Donnerstag, Juli 02, 2015

Reinrollen nach Plowdiw

Krichim am nächsten Morgen

Da es eine einfache Etappe ist mal was über das Essen. Als ich letztens die Shkembe-Suppe probierte war ich schon enttäuscht, sehr lasch. Ich habe zwar von allen Ingredenzien, die mir hingestellt worden, was rein getan. Aber zu wenig. Jetzt habe ich schon viel mehr gelernt. Der Bulgare an sich will individuell nach würzen. Das geht beim Salat los, und das gilt besonders für die Shkembe.
Würze für die Shkembe
Hauptzutat ist der mit Knoblauch-Spänen versetzte Essig. Dann noch Salz und Pfeffer. Wenn man von dem Essig ordentlich dazu tut, schmeckt es aber wie unsere saure Flecke. Nach dem heutigen Versuch also künftig abgewählt. Zum Shkembe-Frühstück gehört noch ein großes Glas Joghurt, was wirklich lecker ist. Bei dem reichlichen Fleischgenuss gehört nämlich ein Katalysator in den Verdauungsreaktor. Insgesamt darf ich schreiben, immer weiter nach Osten wird die Küche komplexer. Hier in Bulgarien gibt es für den Kartoffelfan wohlschmeckende Zubereitungen mit sirene, dem Weiskäse. Es gibt viele Pfannengerichte und scharf angebratenes Geschnetzeltes. Bestimmt wird kein Teil eines bulgarischen Huhnes nach Afrika exportiert. Ich habe heute in einer wunderbar würzigen Pfanne diverse innere Organe vom Flugvieh verspachtelt.
Jetzt gegen 11 Uhr abends leiste ich mir aber ein wenig Dekadenz: Ich besuche die Whisky-Library in Plowdiw und gönne mir einen Islay Single Malt 15 YO Bowmore. Morgen wieder!

Kommentare :

Detlef hat gesagt…

Sirene (bulgarischer Salzlakenkäse)
In der DDR (bis 1989) war der bulgarische Salzlakenkäse (bulg. саламурено сирене, Salamureno Sirene) von Urlaubsreisen nach Bulgarien bekannt. Er war als bulgarischer Schafskäse und als Schipkakäse – andere Bezeichnung „Schopska-Käse“, so auch der traditionelle bulgarische Schopska-Salat – bekannt. Schipka (ein Gebirgspass in Bulgarien und ein wichtiger Ort für die bulgarische Geschichte, Ort einer wichtigen Schlacht) war bis 1990 (dem Beginn der Marktwirtschaft in Bulgarien, nach dem Ende der Herrschaft der bulgarischen Kommunisten) der einzige Markenname für den bulgarischen Salzlakenkäse.
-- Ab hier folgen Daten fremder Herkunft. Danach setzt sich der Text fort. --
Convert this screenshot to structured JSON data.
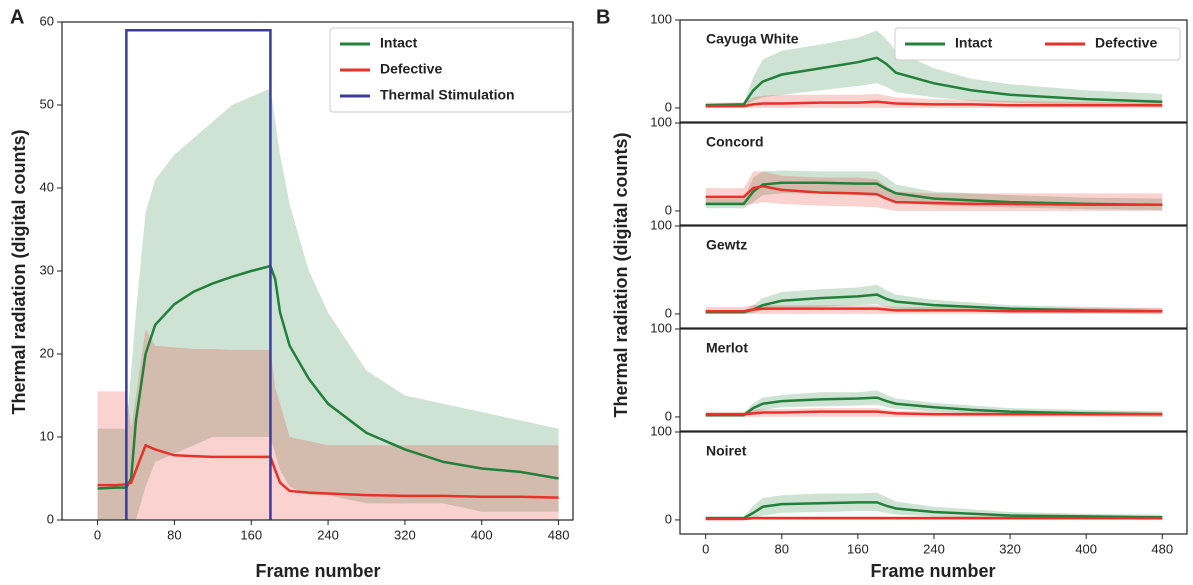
{
  "chart_data": [
    {
      "type": "line",
      "panel_label": "A",
      "xlabel": "Frame number",
      "ylabel": "Thermal radiation (digital counts)",
      "x": [
        0,
        20,
        30,
        35,
        40,
        50,
        60,
        80,
        100,
        120,
        140,
        160,
        180,
        185,
        190,
        200,
        220,
        240,
        280,
        320,
        360,
        400,
        440,
        480
      ],
      "xlim": [
        -37,
        495
      ],
      "ylim": [
        0,
        60
      ],
      "xticks": [
        0,
        80,
        160,
        240,
        320,
        400,
        480
      ],
      "yticks": [
        0,
        10,
        20,
        30,
        40,
        50,
        60
      ],
      "legend": "upper right",
      "series": [
        {
          "name": "Intact",
          "color": "#22803a",
          "values": [
            3.8,
            3.9,
            3.9,
            5,
            12,
            20,
            23.5,
            26,
            27.5,
            28.5,
            29.3,
            30,
            30.6,
            29,
            25,
            21,
            17,
            14,
            10.5,
            8.5,
            7,
            6.2,
            5.8,
            5
          ],
          "upper": [
            11,
            11,
            11,
            18,
            25,
            37,
            41,
            44,
            46,
            48,
            50,
            51,
            52,
            48,
            44,
            38,
            30,
            25,
            18,
            15,
            14,
            13,
            12,
            11
          ],
          "lower": [
            0,
            0,
            0,
            0,
            0,
            4,
            7,
            8,
            9,
            10,
            10,
            10,
            10,
            8,
            6,
            4,
            3,
            3,
            2,
            2,
            2,
            1,
            1,
            1
          ]
        },
        {
          "name": "Defective",
          "color": "#e8312a",
          "values": [
            4.2,
            4.2,
            4.3,
            4.5,
            6,
            9,
            8.5,
            7.8,
            7.7,
            7.6,
            7.6,
            7.6,
            7.6,
            6,
            4.5,
            3.5,
            3.3,
            3.2,
            3,
            2.9,
            2.9,
            2.8,
            2.8,
            2.7
          ],
          "upper": [
            15.5,
            15.5,
            15.5,
            11,
            15,
            23,
            21,
            20.8,
            20.6,
            20.6,
            20.5,
            20.5,
            20.5,
            16,
            14,
            10,
            9.5,
            9,
            9,
            9,
            9,
            9,
            9,
            9
          ],
          "lower": [
            0,
            0,
            0,
            0,
            0,
            0,
            0,
            0,
            0,
            0,
            0,
            0,
            0,
            0,
            0,
            0,
            0,
            0,
            0,
            0,
            0,
            0,
            0,
            0
          ]
        },
        {
          "name": "Thermal Stimulation",
          "color": "#3b3b9c",
          "x": [
            30,
            30,
            180,
            180
          ],
          "values": [
            0,
            59,
            59,
            0
          ]
        }
      ]
    },
    {
      "type": "line",
      "panel_label": "B",
      "xlabel": "Frame number",
      "ylabel": "Thermal radiation (digital counts)",
      "x": [
        0,
        40,
        50,
        60,
        80,
        120,
        160,
        180,
        190,
        200,
        240,
        280,
        320,
        400,
        480
      ],
      "xlim": [
        -27,
        506
      ],
      "xticks": [
        0,
        80,
        160,
        240,
        320,
        400,
        480
      ],
      "legend": "upper right",
      "subplots": [
        {
          "title": "Cayuga White",
          "ylim": [
            -16,
            100
          ],
          "yticks": [
            0,
            100
          ],
          "series": [
            {
              "name": "Intact",
              "color": "#22803a",
              "values": [
                3,
                4,
                20,
                30,
                38,
                45,
                52,
                57,
                50,
                40,
                28,
                20,
                15,
                10,
                7
              ],
              "upper": [
                5,
                6,
                35,
                55,
                65,
                72,
                80,
                88,
                78,
                65,
                45,
                33,
                27,
                20,
                16
              ],
              "lower": [
                0,
                1,
                8,
                12,
                15,
                20,
                25,
                28,
                24,
                18,
                12,
                8,
                6,
                3,
                1
              ]
            },
            {
              "name": "Defective",
              "color": "#e8312a",
              "values": [
                2,
                2,
                4,
                5,
                5,
                6,
                6,
                7,
                6,
                5,
                4,
                4,
                3,
                3,
                3
              ],
              "upper": [
                6,
                6,
                12,
                14,
                15,
                15,
                15,
                16,
                14,
                12,
                10,
                9,
                8,
                7,
                6
              ],
              "lower": [
                0,
                0,
                0,
                0,
                0,
                0,
                0,
                0,
                0,
                0,
                0,
                0,
                0,
                0,
                0
              ]
            }
          ]
        },
        {
          "title": "Concord",
          "ylim": [
            -16,
            100
          ],
          "yticks": [
            0,
            100
          ],
          "series": [
            {
              "name": "Intact",
              "color": "#22803a",
              "values": [
                8,
                8,
                22,
                30,
                32,
                32,
                31,
                31,
                25,
                20,
                14,
                12,
                10,
                8,
                7
              ],
              "upper": [
                14,
                14,
                38,
                45,
                46,
                45,
                45,
                45,
                38,
                30,
                22,
                20,
                18,
                15,
                14
              ],
              "lower": [
                3,
                3,
                10,
                18,
                20,
                20,
                18,
                18,
                14,
                10,
                6,
                5,
                4,
                2,
                1
              ]
            },
            {
              "name": "Defective",
              "color": "#e8312a",
              "values": [
                16,
                16,
                26,
                28,
                24,
                21,
                20,
                19,
                14,
                10,
                9,
                8,
                8,
                7,
                7
              ],
              "upper": [
                26,
                26,
                45,
                45,
                40,
                38,
                38,
                36,
                28,
                22,
                20,
                20,
                20,
                20,
                20
              ],
              "lower": [
                6,
                6,
                8,
                10,
                8,
                6,
                5,
                4,
                2,
                0,
                0,
                0,
                0,
                0,
                0
              ]
            }
          ]
        },
        {
          "title": "Gewtz",
          "ylim": [
            -16,
            100
          ],
          "yticks": [
            0,
            100
          ],
          "series": [
            {
              "name": "Intact",
              "color": "#22803a",
              "values": [
                2,
                2,
                5,
                10,
                15,
                18,
                20,
                22,
                17,
                14,
                10,
                8,
                6,
                4,
                3
              ],
              "upper": [
                4,
                4,
                10,
                18,
                25,
                28,
                30,
                33,
                27,
                22,
                16,
                13,
                10,
                8,
                6
              ],
              "lower": [
                0,
                0,
                1,
                4,
                6,
                8,
                10,
                11,
                8,
                6,
                4,
                3,
                2,
                1,
                0
              ]
            },
            {
              "name": "Defective",
              "color": "#e8312a",
              "values": [
                3,
                3,
                5,
                6,
                6,
                6,
                6,
                6,
                5,
                4,
                4,
                4,
                3,
                3,
                3
              ],
              "upper": [
                8,
                8,
                10,
                10,
                10,
                10,
                10,
                10,
                9,
                8,
                8,
                8,
                7,
                7,
                7
              ],
              "lower": [
                0,
                0,
                0,
                0,
                0,
                0,
                0,
                0,
                0,
                0,
                0,
                0,
                0,
                0,
                0
              ]
            }
          ]
        },
        {
          "title": "Merlot",
          "ylim": [
            -16,
            100
          ],
          "yticks": [
            0,
            100
          ],
          "series": [
            {
              "name": "Intact",
              "color": "#22803a",
              "values": [
                2,
                2,
                10,
                15,
                18,
                20,
                21,
                22,
                18,
                15,
                11,
                8,
                6,
                4,
                3
              ],
              "upper": [
                4,
                4,
                16,
                22,
                25,
                28,
                28,
                30,
                25,
                21,
                16,
                13,
                10,
                8,
                6
              ],
              "lower": [
                0,
                0,
                4,
                8,
                11,
                12,
                13,
                14,
                11,
                9,
                6,
                4,
                3,
                1,
                0
              ]
            },
            {
              "name": "Defective",
              "color": "#e8312a",
              "values": [
                3,
                3,
                4,
                5,
                5,
                6,
                6,
                6,
                5,
                4,
                3,
                3,
                3,
                3,
                3
              ],
              "upper": [
                6,
                6,
                8,
                9,
                9,
                10,
                10,
                10,
                8,
                7,
                6,
                6,
                6,
                6,
                6
              ],
              "lower": [
                0,
                0,
                0,
                0,
                0,
                0,
                0,
                0,
                0,
                0,
                0,
                0,
                0,
                0,
                0
              ]
            }
          ]
        },
        {
          "title": "Noiret",
          "ylim": [
            -16,
            100
          ],
          "yticks": [
            0,
            100
          ],
          "series": [
            {
              "name": "Intact",
              "color": "#22803a",
              "values": [
                2,
                2,
                8,
                15,
                18,
                19,
                20,
                20,
                16,
                13,
                9,
                7,
                5,
                4,
                3
              ],
              "upper": [
                4,
                4,
                16,
                25,
                28,
                30,
                30,
                31,
                26,
                21,
                15,
                12,
                9,
                7,
                6
              ],
              "lower": [
                0,
                0,
                2,
                5,
                8,
                9,
                10,
                10,
                8,
                6,
                4,
                3,
                2,
                1,
                0
              ]
            },
            {
              "name": "Defective",
              "color": "#e8312a",
              "values": [
                1,
                1,
                2,
                2,
                2,
                2,
                2,
                2,
                2,
                2,
                2,
                2,
                2,
                2,
                2
              ],
              "upper": [
                3,
                3,
                4,
                4,
                4,
                4,
                4,
                4,
                4,
                4,
                4,
                4,
                4,
                4,
                4
              ],
              "lower": [
                0,
                0,
                0,
                0,
                0,
                0,
                0,
                0,
                0,
                0,
                0,
                0,
                0,
                0,
                0
              ]
            }
          ]
        }
      ]
    }
  ]
}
Der Salzlakenkäse wird in Bulgarien als Sirene (сирене; Aussprache: scharfes „S“ wie in Szeged, Betonung auf dem „i“, kurzes „e“) bezeichnet, während für Schnittkäse ein anderes Wort (Kaschkawal) verwendet wird. Für Schmelzkäse und geräucherten Käse wird jedoch auch das Wort Sirene (in Kombination mit dem Wort Topeno) verwendet. Das russische Wort Syr (сыр), erinnert vom Wortstamm her stark an Sirene. Es bezeichnet jedoch ganz allgemein alle Käsesorten.

Anonym hat gesagt…

Du hast ein wichtiges, hochschöngeistiges Getränk,-das ich von früher her kenne,- vergessen. Mastinka-Anisschnaps. Mich würde mal die herstellung davon intressieren.
Ansonsten haben die Bulgaren von jeher Gewürze, die in unserem Angebot hier weitestgehend unbekannt sind. Und die machen ja manche Delikatesse erst zu dieser.
Flecke habe ich jetzt erst wieder in Rumänien gegessen, wo sie Ciorba de burta genannt werden. Da habe ich nur eine super schmeckende Soße gesehen,leich nach Knoblauch schmeckend. War wohl die Variante mit Smintana. Leider darf ich das wegen Gicht nicht allzu oft essen, aber gerad das verbotene schmeckt am besten.

Alibotusch

Eberhard Elsner hat gesagt…

Erst einmal vielen Dank an Detlef für die wissenschaftliche Assistenz. In Georgien wird die Küche aber wohl noch komplexer.
Mit dem Mastika habe ich so meine Probleme. Ich hatte in meiner Jugend am Schwarzen Meer damit mal einen Totalzusammenbruch. Nach einer Generalinventur meines Magens konnte ich aber unsere Gastgeber verblüffen und weiter kämpfen.